Questo è il bilancio tracciato dalla Polizia di Frontiera di Domodossola relativo al primo quadrimestre del 2026, in un contesto internazionale particolarmente delicato e quotidianamente segnato dalla pressione dei flussi migratori.
L’attività operativa della Polizia di Stato ha registrato un deciso incremento dei controlli transfrontalieri: le persone controllate e identificate sono infatti passate dalle circa 9.900 del medesimo periodo del 2025 a oltre 15.000 nei primi quattro mesi del 2026, con un aumento superiore al 50%.
Significativo anche il dato relativo alle riammissioni attive, riguardanti gli stranieri intercettati in ingresso sul territorio nazionale e successivamente riaccompagnati in Svizzera poiché non in regola con la normativa italiana. Nel quadrimestre, i casi sono aumentati da 74 a 94, con una crescita del 27%.
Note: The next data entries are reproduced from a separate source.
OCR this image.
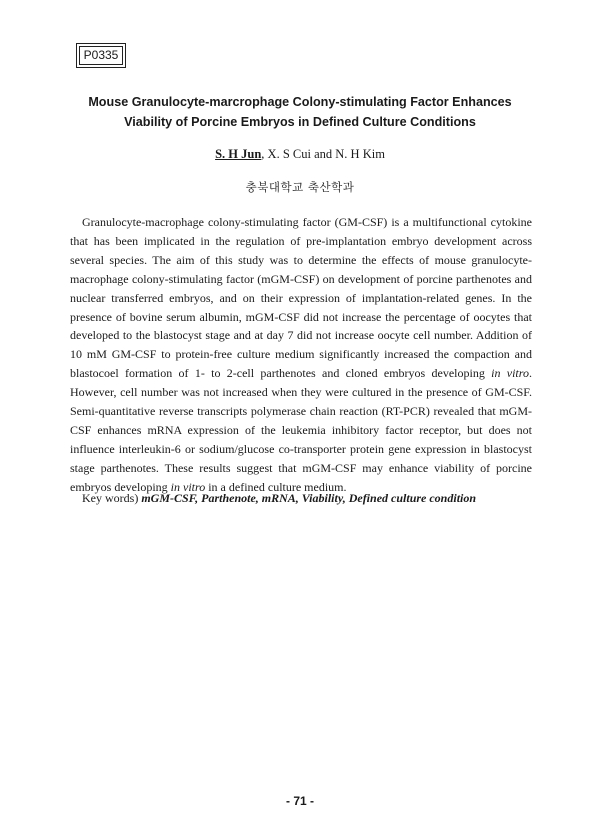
P0335
Mouse Granulocyte-marcrophage Colony-stimulating Factor Enhances
Viability of Porcine Embryos in Defined Culture Conditions
S. H Jun, X. S Cui and N. H Kim
충북대학교 축산학과

Granulocyte-macrophage colony-stimulating factor (GM-CSF) is a multifunctional cytokine that has been implicated in the regulation of pre-implantation embryo development across several species. The aim of this study was to determine the effects of mouse granulocyte-macrophage colony-stimulating factor (mGM-CSF) on development of porcine parthenotes and nuclear transferred embryos, and on their expression of implantation-related genes. In the presence of bovine serum albumin, mGM-CSF did not increase the percentage of oocytes that developed to the blastocyst stage and at day 7 did not increase oocyte cell number. Addition of 10 mM GM-CSF to protein-free culture medium significantly increased the compaction and blastocoel formation of 1- to 2-cell parthenotes and cloned embryos developing in vitro. However, cell number was not increased when they were cultured in the presence of GM-CSF. Semi-quantitative reverse transcripts polymerase chain reaction (RT-PCR) revealed that mGM-CSF enhances mRNA expression of the leukemia inhibitory factor receptor, but does not influence interleukin-6 or sodium/glucose co-transporter protein gene expression in blastocyst stage parthenotes. These results suggest that mGM-CSF may enhance viability of porcine embryos developing in vitro in a defined culture medium.

Key words) mGM-CSF, Parthenote, mRNA, Viability, Defined culture condition
- 71 -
In calo, invece, le riammissioni passive, ossia gli stranieri riammessi in Italia dalle autorità svizzere: il dato è sceso da 122 a 60 casi, evidenziando una diminuzione di oltre il 50%.
Il dato più rilevante riguarda però le espulsioni: dalle zero registrate nel primo quadrimestre del 2025 si è passati a 23 provvedimenti eseguiti nel 2026, a conferma del rafforzamento delle attività di contrasto all’immigrazione irregolare e della maggiore incisività dell’azione di Polizia.
Parallelamente all’intensificazione dei controlli, svolti soprattutto a bordo dei treni internazionali provenienti dalla Svizzera, si è registrato anche un importante miglioramento nella puntualità ferroviaria presso la stazione di Domodossola.
I ritardi complessivi dei convogli a lunga percorrenza sono infatti diminuiti dai 4.300 minuti registrati nel 2025 ai soli 1.083 minuti del 2026, con un incremento della puntualità pari al 400%.
Un risultato che testimonia l’efficacia del sistema operativo integrato adottato dalla Polizia di Stato di Domodossola, in stretta collaborazione con il gestore ferroviario svizzero SBB.
La sinergia tra le forze di polizia e il personale ferroviario ha consentito di coniugare rigore nei controlli di sicurezza e fluidità del traffico internazionale, garantendo al tempo stesso un presidio costante del territorio e una maggiore regolarità del servizio ferroviario transfrontaliero.